Is there somebody from NVIDIA that can give an defintive answer on this? It will be much appreciated. Thanks in advance.

I have the same problem with SDK-9.0.22 that the first 5 frames are buffered. Is there somebody than can explain this?

Thanks in advance.


We would suggest to follow below steps to reduce latency during decoding process:

  1. In case you know apriori(and sure of it) that your application has exactly 1 frame of data, you should set CUvideopacketflags::CUVID_PKT_ENDOFPICTURE in cuvidParseVideoData(). This flag signals the underlying driver to start decode immediately.
  2. Can you try setting ulMaxDisplayDelay = 0?
  3. For the streams you are evaluating is “num_reorder_frames” in VUI set to zero? These are some syntax elements which can force the parser to introduce latency.

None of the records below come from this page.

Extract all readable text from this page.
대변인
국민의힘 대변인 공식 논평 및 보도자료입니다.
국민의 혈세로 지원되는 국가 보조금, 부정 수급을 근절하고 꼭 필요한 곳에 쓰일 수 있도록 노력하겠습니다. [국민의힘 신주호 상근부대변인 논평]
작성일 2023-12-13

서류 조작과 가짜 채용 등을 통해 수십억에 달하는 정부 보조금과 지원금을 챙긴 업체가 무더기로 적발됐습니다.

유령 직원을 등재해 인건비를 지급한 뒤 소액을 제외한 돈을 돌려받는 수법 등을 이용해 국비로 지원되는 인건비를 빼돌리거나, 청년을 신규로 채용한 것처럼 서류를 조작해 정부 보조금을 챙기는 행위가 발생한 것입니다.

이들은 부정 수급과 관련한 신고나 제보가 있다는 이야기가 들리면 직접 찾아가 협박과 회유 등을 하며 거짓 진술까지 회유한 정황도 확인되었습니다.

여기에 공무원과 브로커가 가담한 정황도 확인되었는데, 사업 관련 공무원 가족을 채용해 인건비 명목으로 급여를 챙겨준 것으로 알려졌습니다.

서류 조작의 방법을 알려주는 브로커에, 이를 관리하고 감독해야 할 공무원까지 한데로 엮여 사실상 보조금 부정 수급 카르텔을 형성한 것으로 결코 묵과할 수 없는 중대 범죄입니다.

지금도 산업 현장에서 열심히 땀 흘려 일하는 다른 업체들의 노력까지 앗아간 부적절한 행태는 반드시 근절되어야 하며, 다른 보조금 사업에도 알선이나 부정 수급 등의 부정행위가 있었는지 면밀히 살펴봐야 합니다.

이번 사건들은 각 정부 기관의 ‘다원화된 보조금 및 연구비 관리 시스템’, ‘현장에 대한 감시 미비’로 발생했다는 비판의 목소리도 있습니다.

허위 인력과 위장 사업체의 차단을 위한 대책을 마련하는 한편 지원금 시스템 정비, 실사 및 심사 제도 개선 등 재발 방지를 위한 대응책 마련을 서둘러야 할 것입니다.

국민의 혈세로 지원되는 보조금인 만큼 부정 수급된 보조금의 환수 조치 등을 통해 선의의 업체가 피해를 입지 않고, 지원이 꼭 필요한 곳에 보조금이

We are hoping that #1 and #2 should solve the problem. If it doesn’t, please share the bit-stream with us. For H264, will you be using I frame only stream?


Hello Mandar!

  1. I tried both setting CUvideopacketflags::CUVID_PKT_ENDOFPICTURE in cuvidParseVideoData() and setting ulMaxDisplayDelay to 0, there is still a 5-frame latency as before.
  2. I’m not familiar with “num_reorder_frames”, but there is no latency with CPU decoding.

By the way, if I set CUvideopacketflags::CUVID_PKT_ENDOFSTREAM in cuvidParseVideoData(), the decoder output immediately. But it only works with I frame.

Can you share the failing stream with us to analyze? And, also help me understand what use case this is.


Hi mandar,

Sorry for the late reply. Actually, I’m working with a live stream through RTP from an IP camera. I record a video from it and below is ther URL.


Hi mandar_godse. Do you have any update on this topic? I have a single frame H264. and decode this frame. setting like your suggest but need to push other data second data (even that NULL data, size 0) to get the first decoded data.